What we should expect, is that the difference between two models on small data that perform randomly should not be significan. Let’s look at the naive bootstrap:

[6]:
testing_result = stambo.compare_models(y_test, logreg_predictions, knn_predictions, ("ROCAUC", "AP"),seed=SEED, n_bootstrap=1000)
print(stambo.to_latex(testing_result, m1_name="logreg", m2_name="kNN"))
% \usepackage{booktabs} <-- do not forget to have this imported.
\begin{tabular}{lll} \\
\toprule
\textbf{Model} & \textbf{ROCAUC} & \textbf{AP} \\
\midrule
logreg & $0.45$ [$0.36$-$0.54$] & $0.48$ [$0.39$-$0.58$] \\
kNN & $0.56$ [$0.48$-$0.65$] & $0.54$ [$0.44$-$0.65$] \\
\midrule
Effect size & $0.12$ [$-0.01$-$0.24]$ & $0.06$ [$-0.00$-$0.13]$ \\
\midrule
$p$-value & $0.04$ & $0.05$ \\
\bottomrule
\end{tabular}

We observe statistically significant result here.
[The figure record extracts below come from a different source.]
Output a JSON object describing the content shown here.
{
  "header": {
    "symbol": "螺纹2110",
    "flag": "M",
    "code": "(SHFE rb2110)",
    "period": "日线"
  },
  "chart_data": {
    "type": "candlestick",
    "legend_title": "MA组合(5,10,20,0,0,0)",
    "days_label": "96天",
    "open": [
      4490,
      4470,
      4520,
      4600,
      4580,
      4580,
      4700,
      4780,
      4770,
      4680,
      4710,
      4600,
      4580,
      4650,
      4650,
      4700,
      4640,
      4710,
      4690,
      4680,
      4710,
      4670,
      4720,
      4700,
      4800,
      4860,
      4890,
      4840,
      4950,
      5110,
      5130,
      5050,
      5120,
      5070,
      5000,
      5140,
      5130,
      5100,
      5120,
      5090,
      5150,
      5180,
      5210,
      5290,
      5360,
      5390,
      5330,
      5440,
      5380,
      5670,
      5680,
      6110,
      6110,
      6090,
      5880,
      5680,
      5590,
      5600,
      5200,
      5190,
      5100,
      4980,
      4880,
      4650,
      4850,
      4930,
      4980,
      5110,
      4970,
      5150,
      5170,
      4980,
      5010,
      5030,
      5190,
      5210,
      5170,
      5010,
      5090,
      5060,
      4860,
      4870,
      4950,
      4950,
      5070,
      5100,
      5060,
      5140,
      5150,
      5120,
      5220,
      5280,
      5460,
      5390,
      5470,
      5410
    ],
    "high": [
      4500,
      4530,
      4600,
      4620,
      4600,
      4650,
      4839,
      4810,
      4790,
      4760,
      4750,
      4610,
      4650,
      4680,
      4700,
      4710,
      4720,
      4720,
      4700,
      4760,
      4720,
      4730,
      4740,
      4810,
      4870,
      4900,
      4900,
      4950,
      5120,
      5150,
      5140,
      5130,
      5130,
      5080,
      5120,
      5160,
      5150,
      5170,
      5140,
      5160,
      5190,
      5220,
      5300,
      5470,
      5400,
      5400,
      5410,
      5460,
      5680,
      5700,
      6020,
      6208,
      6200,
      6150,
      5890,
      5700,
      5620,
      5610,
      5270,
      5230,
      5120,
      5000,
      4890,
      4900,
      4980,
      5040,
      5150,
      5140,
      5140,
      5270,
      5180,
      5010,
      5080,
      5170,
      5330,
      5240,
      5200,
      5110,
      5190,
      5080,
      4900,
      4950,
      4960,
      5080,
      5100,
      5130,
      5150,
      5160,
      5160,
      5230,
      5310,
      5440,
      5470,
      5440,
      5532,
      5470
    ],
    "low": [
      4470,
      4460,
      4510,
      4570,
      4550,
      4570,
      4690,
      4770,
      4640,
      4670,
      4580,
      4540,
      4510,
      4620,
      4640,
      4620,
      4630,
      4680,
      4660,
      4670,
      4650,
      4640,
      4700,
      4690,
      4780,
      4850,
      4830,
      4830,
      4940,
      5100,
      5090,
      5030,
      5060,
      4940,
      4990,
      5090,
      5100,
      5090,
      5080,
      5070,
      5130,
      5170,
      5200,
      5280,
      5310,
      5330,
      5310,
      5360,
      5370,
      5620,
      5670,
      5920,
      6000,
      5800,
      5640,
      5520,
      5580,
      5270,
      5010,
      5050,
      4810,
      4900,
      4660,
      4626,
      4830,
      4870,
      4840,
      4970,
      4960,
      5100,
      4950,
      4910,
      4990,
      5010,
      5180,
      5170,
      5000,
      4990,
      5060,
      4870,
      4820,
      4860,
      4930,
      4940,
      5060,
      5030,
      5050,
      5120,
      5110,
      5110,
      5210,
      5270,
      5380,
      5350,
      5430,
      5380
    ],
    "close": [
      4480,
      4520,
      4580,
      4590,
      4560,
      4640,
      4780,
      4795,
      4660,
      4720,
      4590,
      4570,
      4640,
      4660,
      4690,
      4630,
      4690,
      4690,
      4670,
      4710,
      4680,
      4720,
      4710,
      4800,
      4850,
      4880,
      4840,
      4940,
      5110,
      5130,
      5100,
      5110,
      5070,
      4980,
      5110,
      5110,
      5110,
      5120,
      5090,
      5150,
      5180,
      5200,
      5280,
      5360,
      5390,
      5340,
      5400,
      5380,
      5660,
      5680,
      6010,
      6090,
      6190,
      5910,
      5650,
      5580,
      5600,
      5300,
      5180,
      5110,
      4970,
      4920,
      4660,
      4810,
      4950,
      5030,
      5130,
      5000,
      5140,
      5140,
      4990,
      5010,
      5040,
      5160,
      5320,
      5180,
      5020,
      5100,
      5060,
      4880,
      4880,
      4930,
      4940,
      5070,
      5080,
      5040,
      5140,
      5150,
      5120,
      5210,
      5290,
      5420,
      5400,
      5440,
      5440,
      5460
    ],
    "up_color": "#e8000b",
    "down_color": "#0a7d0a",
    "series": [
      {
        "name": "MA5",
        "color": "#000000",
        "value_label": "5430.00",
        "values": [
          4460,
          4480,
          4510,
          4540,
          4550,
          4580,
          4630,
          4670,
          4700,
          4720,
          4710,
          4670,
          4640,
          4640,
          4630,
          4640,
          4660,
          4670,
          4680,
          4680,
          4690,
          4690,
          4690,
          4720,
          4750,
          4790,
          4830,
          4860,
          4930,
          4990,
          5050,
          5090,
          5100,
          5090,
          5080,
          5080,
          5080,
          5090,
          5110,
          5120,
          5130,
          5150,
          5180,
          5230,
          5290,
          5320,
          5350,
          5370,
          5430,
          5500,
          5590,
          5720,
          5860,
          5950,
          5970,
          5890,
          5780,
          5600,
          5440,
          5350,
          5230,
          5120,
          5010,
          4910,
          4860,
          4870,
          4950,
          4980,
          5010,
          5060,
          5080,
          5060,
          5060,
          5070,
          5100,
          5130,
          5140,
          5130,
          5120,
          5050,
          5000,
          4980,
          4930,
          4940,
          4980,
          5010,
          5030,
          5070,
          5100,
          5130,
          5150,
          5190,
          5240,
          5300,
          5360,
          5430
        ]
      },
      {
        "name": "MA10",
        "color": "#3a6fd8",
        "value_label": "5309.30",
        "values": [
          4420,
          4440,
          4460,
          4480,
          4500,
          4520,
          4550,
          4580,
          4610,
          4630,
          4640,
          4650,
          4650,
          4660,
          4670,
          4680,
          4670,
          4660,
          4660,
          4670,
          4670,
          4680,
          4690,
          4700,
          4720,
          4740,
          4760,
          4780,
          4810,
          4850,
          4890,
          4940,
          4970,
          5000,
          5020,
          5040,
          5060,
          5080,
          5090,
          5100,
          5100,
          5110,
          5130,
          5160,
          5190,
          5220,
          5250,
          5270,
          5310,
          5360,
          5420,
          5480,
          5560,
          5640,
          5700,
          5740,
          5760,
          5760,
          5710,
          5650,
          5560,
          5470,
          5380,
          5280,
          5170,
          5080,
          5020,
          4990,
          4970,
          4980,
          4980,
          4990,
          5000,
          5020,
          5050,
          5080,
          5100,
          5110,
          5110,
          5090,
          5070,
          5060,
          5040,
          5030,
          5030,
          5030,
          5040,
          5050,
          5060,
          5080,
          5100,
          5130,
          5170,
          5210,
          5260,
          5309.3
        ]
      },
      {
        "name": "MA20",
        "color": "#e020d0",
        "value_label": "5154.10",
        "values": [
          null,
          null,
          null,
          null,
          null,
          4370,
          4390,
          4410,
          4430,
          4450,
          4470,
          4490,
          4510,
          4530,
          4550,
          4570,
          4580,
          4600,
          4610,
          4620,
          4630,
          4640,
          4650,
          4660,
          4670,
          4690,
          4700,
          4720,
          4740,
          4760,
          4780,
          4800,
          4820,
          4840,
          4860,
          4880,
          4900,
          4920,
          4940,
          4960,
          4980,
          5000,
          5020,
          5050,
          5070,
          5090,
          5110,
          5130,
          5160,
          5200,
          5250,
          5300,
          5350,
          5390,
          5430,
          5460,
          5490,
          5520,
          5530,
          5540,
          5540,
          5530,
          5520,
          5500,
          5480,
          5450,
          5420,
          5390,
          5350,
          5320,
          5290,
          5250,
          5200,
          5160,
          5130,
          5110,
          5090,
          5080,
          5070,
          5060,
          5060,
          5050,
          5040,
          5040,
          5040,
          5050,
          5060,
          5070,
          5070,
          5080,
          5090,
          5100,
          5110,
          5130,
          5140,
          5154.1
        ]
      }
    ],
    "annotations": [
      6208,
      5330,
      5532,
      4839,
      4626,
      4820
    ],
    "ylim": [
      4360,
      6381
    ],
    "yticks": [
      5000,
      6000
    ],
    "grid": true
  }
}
Let us now correct for clustering:

[7]:
testing_result = stambo.compare_models(y_test, logreg_predictions, knn_predictions, metrics=("ROCAUC", "AP"), groups=groups_test, seed=SEED, n_bootstrap=1000)
print(stambo.to_latex(testing_result, m1_name="LR", m2_name="kNN"))
% \usepackage{booktabs} <-- do not forget to have this imported.
\begin{tabular}{lll} \\
\toprule
\textbf{Model} & \textbf{ROCAUC} & \textbf{AP} \\
\midrule
LR & $0.45$ [$0.30$-$0.62$] & $0.48$ [$0.24$-$0.74$] \\
kNN & $0.56$ [$0.44$-$0.73$] & $0.54$ [$0.34$-$0.74$] \\
\midrule
Effect size & $0.12$ [$-0.10$-$0.34]$ & $0.06$ [$-0.05$-$0.19]$ \\
\midrule
$p$-value & $0.20$ & $0.18$ \\
\bottomrule
\end{tabular}

Summary: According to conventional bootstrap, we did not find any significant difference between the two models. Once we take into account the subject-level structure, we see that the difference is significant, which is valuable in applications.